À première vue, tout semblait parfaitement réglé. Une donation anticipée, des impôts maîtrisés, deux frères traités à égalité. Et pourtant, douze ans plus tard, l’un d’eux a dû verser 50 000 € à l’autre. Une histoire très concrète qui rappelle que, en matière de transmission, les bonnes intentions ne suffisent pas toujours.
Une donation faite dans les règles… en apparence
En 2013, les parents de Jules et Félix décident de transmettre une partie de leur patrimoine immobilier de leur vivant. L’objectif est clair : profiter des abattements fiscaux autorisés entre parents et enfants. Chacun des deux fils reçoit alors un appartement estimé à 300 000 €.
Le mécanisme est bien connu des notaires et de l’administration fiscale : chaque parent bénéficie d’un abattement de 100 000 € par enfant, renouvelable tous les quinze ans. Résultat, seuls 100 000 € par enfant restent soumis aux droits de donation, avec une facture fiscale d’environ 17 000 € chacun. Sur le papier, tout est équitable.
Mais un détail va peser lourd dans la suite de l’histoire : les deux biens ne sont pas situés au même endroit. Jules reçoit un appartement à Paris, Félix un logement en proche banlieue.

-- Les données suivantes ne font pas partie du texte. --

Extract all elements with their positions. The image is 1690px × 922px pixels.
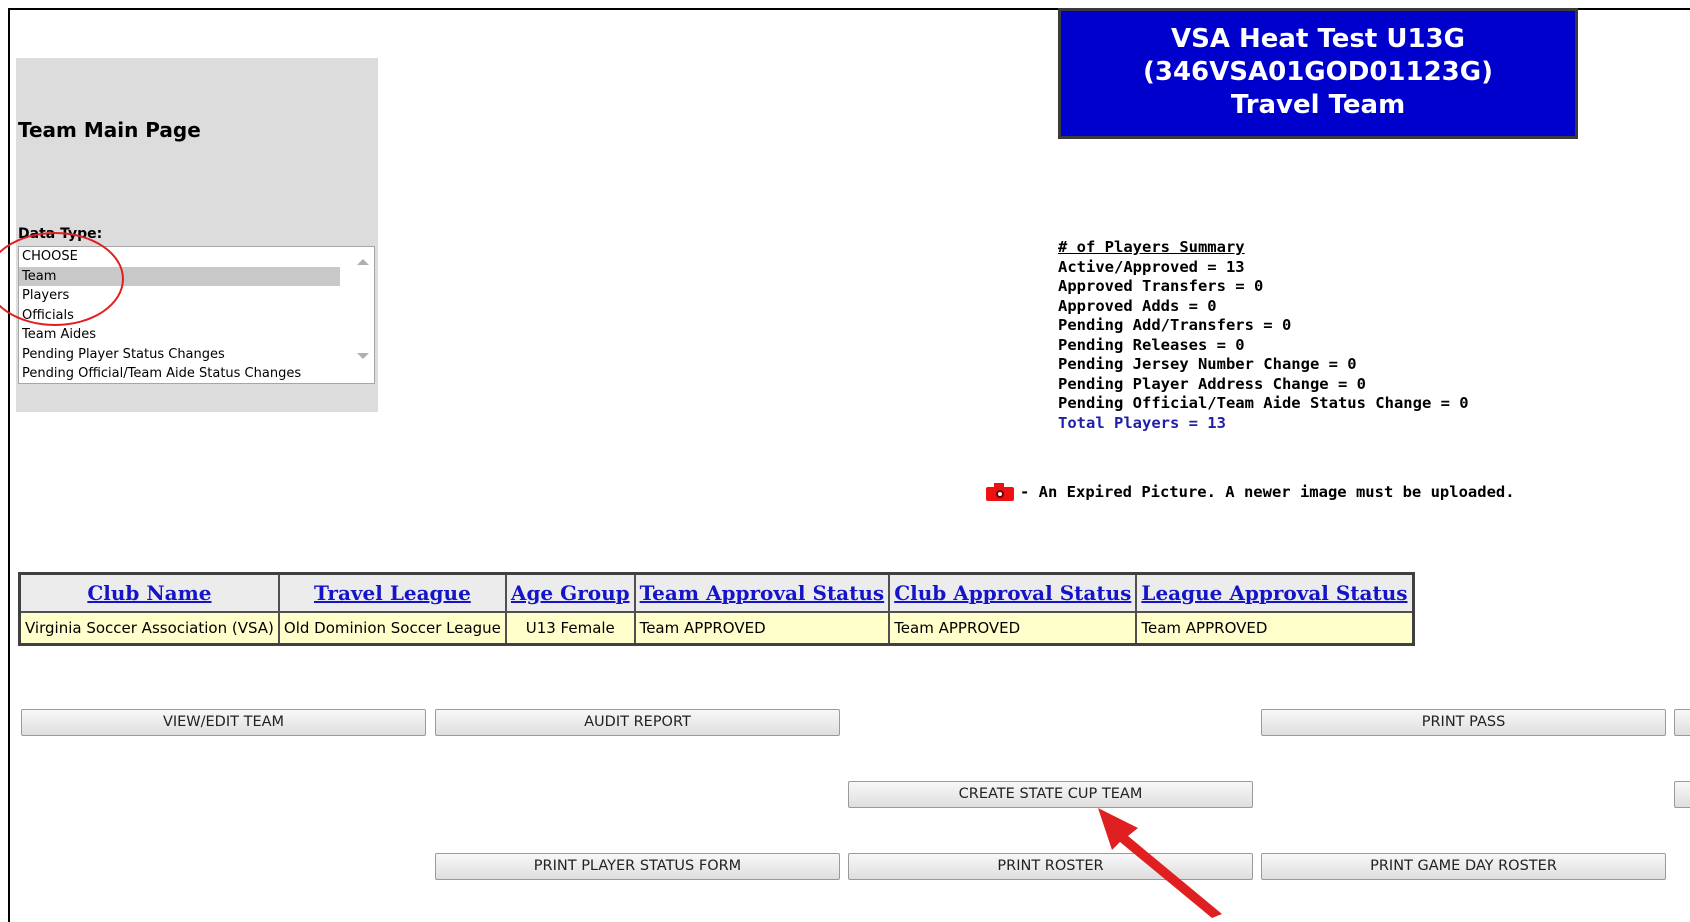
- list-option-team-aides[interactable]: Team Aides: [19, 325, 340, 345]
- list-option-players[interactable]: Players: [19, 286, 340, 306]
- print-game-day-roster-button[interactable]: PRINT GAME DAY ROSTER: [1261, 853, 1666, 880]
- offscreen-button[interactable]: [1674, 709, 1690, 736]
- team-type: Travel Team: [1230, 90, 1406, 120]
- view-edit-team-button[interactable]: VIEW/EDIT TEAM: [21, 709, 426, 736]
- listbox-scrollbar[interactable]: [352, 247, 374, 383]
- summary-heading: # of Players Summary: [1058, 238, 1245, 256]
- expired-picture-note: - An Expired Picture. A newer image must…: [986, 483, 1515, 501]
- cell-team-approval: Team APPROVED: [633, 611, 891, 646]
- team-info-table: Club Name Travel League Age Group Team A…: [18, 572, 1415, 646]
- list-option-team[interactable]: Team: [19, 266, 340, 286]
- cell-travel-league: Old Dominion Soccer League: [277, 611, 507, 646]
- summary-line: Pending Official/Team Aide Status Change…: [1058, 394, 1469, 412]
- annotation-arrow-icon: [1098, 808, 1222, 918]
- print-player-status-form-button[interactable]: PRINT PLAYER STATUS FORM: [435, 853, 840, 880]
- data-type-label: Data Type:: [18, 226, 103, 242]
- header-club-name[interactable]: Club Name: [18, 572, 280, 613]
- list-option-pending-official-status[interactable]: Pending Official/Team Aide Status Change…: [19, 364, 340, 383]
- team-name: VSA Heat Test U13G: [1171, 24, 1465, 54]
- list-option-pending-player-status[interactable]: Pending Player Status Changes: [19, 345, 340, 365]
- offscreen-button[interactable]: [1674, 781, 1690, 808]
- scroll-down-icon[interactable]: [357, 353, 369, 359]
- header-league-approval-status[interactable]: League Approval Status: [1135, 572, 1415, 613]
- team-code: (346VSA01GOD01123G): [1142, 57, 1493, 87]
- summary-line: Pending Player Address Change = 0: [1058, 374, 1366, 393]
- list-option-choose[interactable]: CHOOSE: [19, 247, 340, 267]
- summary-line: Approved Adds = 0: [1058, 296, 1217, 315]
- summary-line: Pending Jersey Number Change = 0: [1058, 355, 1357, 373]
- print-pass-button[interactable]: PRINT PASS: [1261, 709, 1666, 736]
- expired-note-text: - An Expired Picture. A newer image must…: [1020, 483, 1515, 501]
- audit-report-button[interactable]: AUDIT REPORT: [435, 709, 840, 736]
- cell-league-approval: Team APPROVED: [1135, 611, 1415, 646]
- camera-icon: [986, 483, 1014, 501]
- team-header-box: VSA Heat Test U13G (346VSA01GOD01123G) T…: [1058, 8, 1578, 139]
- scroll-up-icon[interactable]: [357, 259, 369, 265]
- cell-club-approval: Team APPROVED: [888, 611, 1138, 646]
- table-row: Virginia Soccer Association (VSA) Old Do…: [18, 611, 1415, 646]
- page-title: Team Main Page: [18, 118, 201, 142]
- header-team-approval-status[interactable]: Team Approval Status: [633, 572, 891, 613]
- header-club-approval-status[interactable]: Club Approval Status: [888, 572, 1138, 613]
- summary-line: Active/Approved = 13: [1058, 257, 1245, 276]
- cell-club-name: Virginia Soccer Association (VSA): [18, 611, 280, 646]
- header-age-group[interactable]: Age Group: [504, 572, 636, 613]
- players-summary: # of Players Summary Active/Approved = 1…: [1058, 238, 1469, 433]
- summary-line: Pending Releases = 0: [1058, 335, 1245, 354]
- cell-age-group: U13 Female: [504, 611, 636, 646]
- table-header-row: Club Name Travel League Age Group Team A…: [18, 572, 1415, 613]
- data-type-listbox[interactable]: CHOOSE Team Players Officials Team Aides…: [18, 246, 375, 384]
- summary-total: Total Players = 13: [1058, 413, 1226, 432]
- create-state-cup-team-button[interactable]: CREATE STATE CUP TEAM: [848, 781, 1253, 808]
- header-travel-league[interactable]: Travel League: [277, 572, 507, 613]
- list-option-officials[interactable]: Officials: [19, 306, 340, 326]
- summary-line: Approved Transfers = 0: [1058, 277, 1264, 295]
- summary-line: Pending Add/Transfers = 0: [1058, 316, 1292, 334]
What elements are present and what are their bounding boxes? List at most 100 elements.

Douze ans plus tard, le réveil est brutal
Au décès du dernier parent, les deux frères se retrouvent chez le notaire pour régler la succession. C’est là que tombe la surprise. En douze ans, les deux appartements n’ont pas évolué de la même manière. Celui situé à Paris a fortement pris de la valeur, bien plus que celui de banlieue.
Selon le principe rappelé régulièrement par le Conseil supérieur du notariat, lorsqu’il s’agit de donations simples, les biens donnés sont réintégrés fictivement dans la succession pour vérifier l’égalité entre héritiers. On fait comme si les parents en étaient encore propriétaires, puis on compare.
Résultat : Jules a reçu, sans le vouloir, une part plus importante du patrimoine familial. Pour rétablir l’égalité stricte entre les enfants, il doit donc verser une soulte de 50 000 € à son frère.
Pourquoi la loi impose ce rééquilibrage
Ce mécanisme peut surprendre, mais il repose sur un principe fondamental du droit français : l’égalité absolue entre les héritiers, sauf disposition contraire parfaitement encadrée. Peu importe que la différence de valeur soit liée au marché immobilier ou à un choix géographique : ce qui compte, c’est le résultat final.
Dans certains cas, cette règle peut même devenir problématique. Si l’héritier qui doit compenser ne dispose pas de liquidités suffisantes, il peut être contraint de vendre son bien immobilier pour indemniser son frère ou sa sœur. Une situation loin d’être théorique, selon de nombreux notaires.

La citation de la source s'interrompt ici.